На дворе был шум. Отец уже успел напиться и решил выбрасывать навоз из хлева.

— Микит, ты что? — Мать бегала вокруг него, стараясь заглянуть в глаза. — Сёдни ж паска, люди смеяться будут — грех работать. Пошли лучше выпьем. Во, с Васькой и выпьем. Сынок, зови хоть ты его, — у нее начал дрожать голос.

Васька, сразу обозлясь, прошел, не останавливаясь, в хату. Налил из неполной бутылки, быстро выпил.

В окно был виден далекий лес.

Хмель накатила горячей волной; казалось, что невозможно уже будет подняться со скамей­ки.

...Тогда страшно было смотреть на размозженные кочаны. Все они валялись по-разному. И в эти дни, когда он ходил, как больной, по лесу, хотелось кричать: "Ну а дальше — как? Что — дальше?.." И онемело все внутри, словно отбили в драке, что было раньше здоровым и силь­ным. Выходил он на край леса и глядел на деревню. И нервно дергалось что-то на ладони.

Никогда больше не было с ним таких минут — ни в мыслях, ни вслух не мог он больше закипеть таким вопросом: "Куда — дальше?" Только злость сковывала тело, как приступ, и он сам ждал конца этого непонятного состояния. И все живое глохло вокруг.

Васька оцепенело смотрел в окно — неясно было, в крестовину рамы или на лес, сквозь мутное стекло, уткнулся его взгляд. На дворе не утихал редкий шум. Васька, без охоты допив бутылку, вышел.

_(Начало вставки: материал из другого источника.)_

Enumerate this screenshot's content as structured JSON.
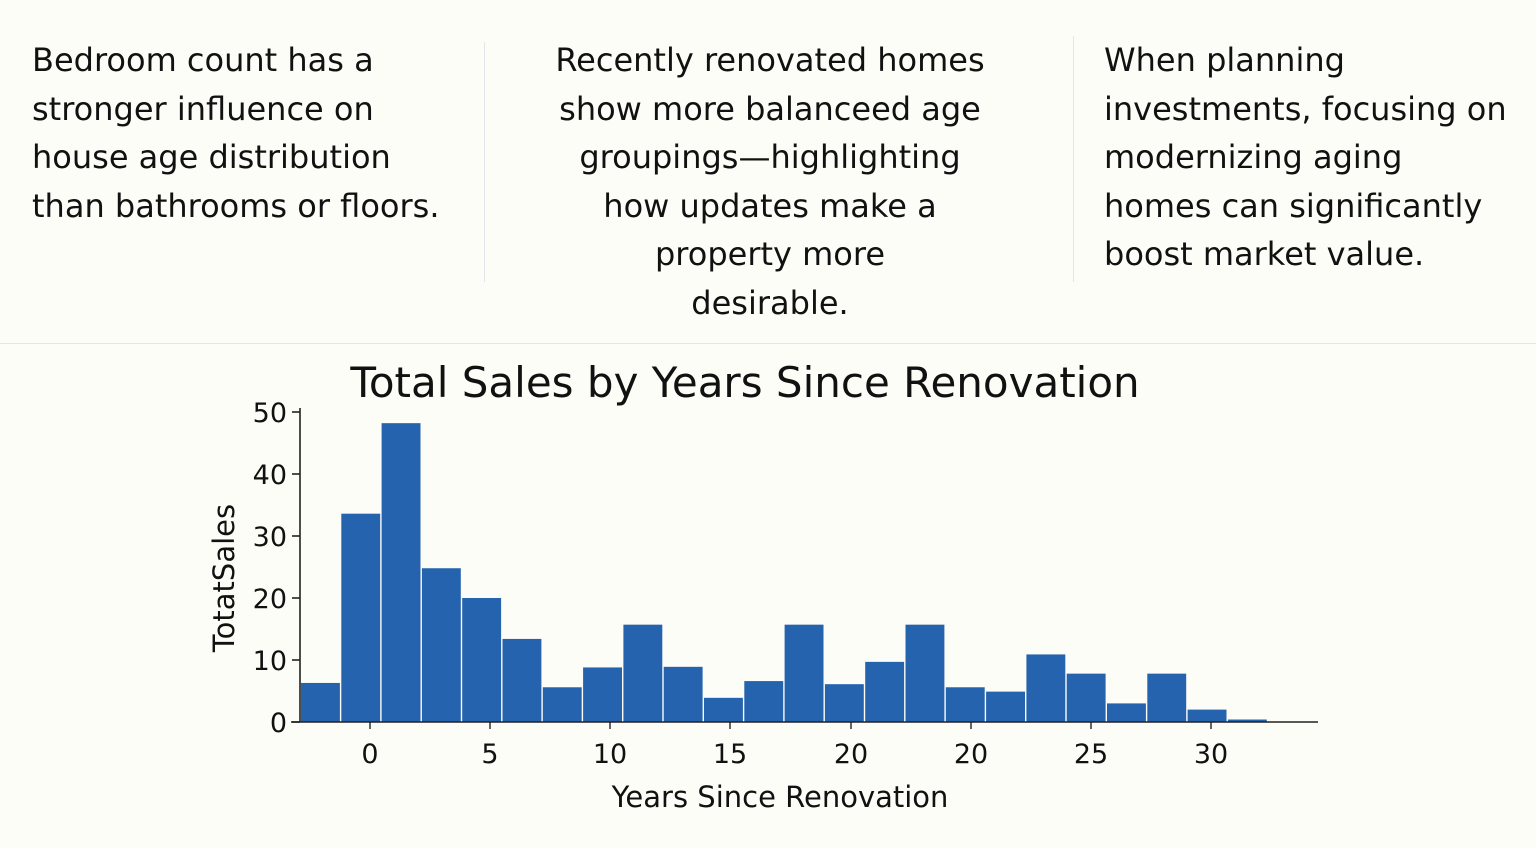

Хорошо пахло навозом — весь воздух состоял из этого запаха. Отец кряхтел в теплом от пара сарае — из двери раз за разом вылетали емкие и тяжелые пласты. Покачиваясь, показался в дверях сарая. Вялым языком попробовал ругаться. Ваську словно кто столкнул с обрыва — он страшно раскрыл глаза и ударил отца кулаком. Тот тихо и покорно упал на кучу навоза, схва­тившись ладонями за лицо. Мать завизжала и замолкла, потом опять завизжала. Васька спотк­нулся и ударил ногой. У него что-то лопнуло внутри, загорелось огнем. Глаза остекленели. Ваське показалось, что его сейчас убьют — он изо всех сил бил ногами, падал, подхватывался, от­талкивал мать, и бил — то в навоз, то в тело. Вдруг, оглянувшись, бросился в сарай, ударился плечом о косяк, упал. И все затихло.

Вечером отец, помытый и переодетый матерью, лежал на кровати поверх одеяла. Он слабо кашлял, хрипел, приглядывался к портрету, что висел над окном — это был Васькин брат. И все старался выговорить:

— Христос воскрес...

Глаза его косили, он их закатывал и, лежа, старался подпереть ладонью щеку. Ладонь слабо соскальзывала.

Васька опять был в лесу. Он ни о чем не думал, но сильно мучился. Гудели еще пустые деревья, ветер гнал рваные облака, и все вокруг было неустойчиво и зыбко.

Бесконечность всего, что он делал, — пугала его. Он чувствовал, что может всего быть и больше — дальше, что это — еще не все, что может с ним быть. Вспоминалось, гудело в голове: "Что — дальше? Куда — дальше?.."

Когда-то, подростком, ходил он по вечерам в другую деревню в клуб. И возле кладбища била его мелкая прохладная дрожь. По деревне рассказывали, как белое пятно, похожее на фигуру человека, медленно плавает по воздуху и цепляется за всеми, кто проходит ночью мимо кладбища. И если человек начинал убегать, пятно только быстрее приближалось. Васька знал, что надо идти тихонько, чтобы не поднимать ветер. Но ноги дрожали и вот-вот готовы были сорваться на бег. Все-таки легче было убегать. Васька часто тогда думал, как можно обмануть это пятно. И мучило больше всего: чем быстрее бежишь, тем быстрее оно тебя догонит. Надо медленно, но душа — не выдержит.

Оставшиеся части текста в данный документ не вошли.